Já em relação à retirada do jaleco, alguns estudos mostram que esse equipamento
pode ser uma fonte de contaminação por bactérias potencialmente patogênicas,
principalmente quando utilizado fora das dependências hospitalares [32]. Quanto
à manutenção preventiva de materiais e equipamentos, o presente estudo
constatou que apenas metade dos discentes do décimo semestre a consideram como
uma norma obrigatória na Fisioterapia, sendo essa uma prática bem estabelecida
na literatura que pode evitar o risco físico do paciente, o que sinaliza para a
necessidade de maior abordagem desses conteúdos durante a graduação [19].
Segundo Mastroeni [33], o número
de acidentes envolvendo material biológico pode ser reduzido se as normas de
biossegurança forem implementadas no ambiente de trabalho.

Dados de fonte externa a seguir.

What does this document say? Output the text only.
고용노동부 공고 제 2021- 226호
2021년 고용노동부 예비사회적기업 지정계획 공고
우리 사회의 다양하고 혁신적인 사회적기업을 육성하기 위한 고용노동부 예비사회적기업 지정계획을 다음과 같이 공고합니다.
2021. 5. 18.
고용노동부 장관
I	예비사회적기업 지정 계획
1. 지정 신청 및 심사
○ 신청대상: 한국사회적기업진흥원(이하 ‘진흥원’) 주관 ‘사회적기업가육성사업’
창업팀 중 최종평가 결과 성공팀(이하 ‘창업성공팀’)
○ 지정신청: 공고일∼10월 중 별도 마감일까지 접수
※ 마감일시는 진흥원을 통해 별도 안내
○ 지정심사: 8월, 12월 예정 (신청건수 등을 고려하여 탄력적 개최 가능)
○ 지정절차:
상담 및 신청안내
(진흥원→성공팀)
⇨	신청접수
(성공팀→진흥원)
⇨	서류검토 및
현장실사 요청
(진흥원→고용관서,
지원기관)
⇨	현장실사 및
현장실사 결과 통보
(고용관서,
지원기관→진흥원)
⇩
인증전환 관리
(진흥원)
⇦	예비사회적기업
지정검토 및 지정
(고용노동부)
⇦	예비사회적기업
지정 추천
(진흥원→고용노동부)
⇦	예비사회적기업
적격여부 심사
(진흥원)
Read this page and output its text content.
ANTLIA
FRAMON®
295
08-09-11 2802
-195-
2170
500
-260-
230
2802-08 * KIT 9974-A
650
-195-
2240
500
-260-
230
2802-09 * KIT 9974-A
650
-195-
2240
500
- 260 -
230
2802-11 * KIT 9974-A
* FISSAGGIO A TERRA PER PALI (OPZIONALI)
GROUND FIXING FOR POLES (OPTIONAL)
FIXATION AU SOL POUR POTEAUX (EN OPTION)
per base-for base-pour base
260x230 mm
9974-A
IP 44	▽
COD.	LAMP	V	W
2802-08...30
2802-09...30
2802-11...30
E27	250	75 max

Acerca dessa
temática, Denlove et al. [34]
esclarecem sobre
a importância do descarte apropriado de fluidos corporais e
materiais
contaminados a fim de preservar a saúde dos trabalhadores; no
presente estudo,
o descarte de sangue na pia obteve baixo índice de
identificação pelos
discentes do curso de Fisioterapia da UFBA, já que a maioria
(98,1%) considera
essa prática como inapropriada, conforme o apresentado pela
tabela VI. Quanto à
restrição do jaleco à área hospitalar e
à organização dos produtos químicos,
uma parcela considerável dos discentes identificou corretamente,
de acordo com
as práticas estabelecidas para o profissional fisioterapeuta [19,32]. Pode-se
constatar também que a maioria dos estudantes identificou corretamente as práticas
de adotar medidas de precaução padrão independente do diagnóstico e implantar a
normatização dos conceitos de biossegurança. Esses resultados estão de acordo
com o encontrado por Moreira [10], no qual houve unanimidade de resposta para
esses itens.
Quanto às limitações deste estudo, destaca-se o fato de a
coleta dos dados ter sido realizada em uma única instituição, além da evasão de
muitos discentes do curso. Entretanto, essas limitações não comprometeram o
desenvolvimento da pesquisa, uma vez que houve representatividade de alunos em
todos os semestres avaliados.
Diante do exposto, um aspecto importante que auxilia a
prevenir o desenvolvimento de acidentes e o risco de contaminações nas áreas de
saúde diz respeito ao uso de normas e técnicas de biossegurança. Porém, tais
técnicas ainda são pouco discutidas pelos graduandos em Fisioterapia, o que foi
demonstrado pela dificuldade em identificar alguns equipamentos como sendo EPIs
ou EPCs.
Com base nos dados encontrados no estudo e relacionando-os
com outros trabalhos sobre o tema, a falta de concordância nos resultados
obtidos leva a crer que a capacitação continuada é uma necessidade para os
estudantes de saúde, em especial, os futuros fisioterapeutas. É de fundamental
importância que, durante e após o período de formação, o profissional da saúde
participe de programas de atualização e capacitação continuada em
biossegurança, proporcionando-lhes condições de trabalho seguras, oportunidade
para reflexão e discussões sobre o tema.
Recomenda-se que outros estudos acerca do conhecimento em
biossegurança e utilização dos equipamentos de proteção individual e coletiva
por profissionais de saúde sejam realizados, pois o ambiente hospitalar torna
esse grupo vulnerável. Isso contribuirá para ampliar a visibilidade sobre os
impactos da biossegurança e da implementação de medidas preventivas para a
promoção da saúde de todos os envolvidos em ambientes hospitalares.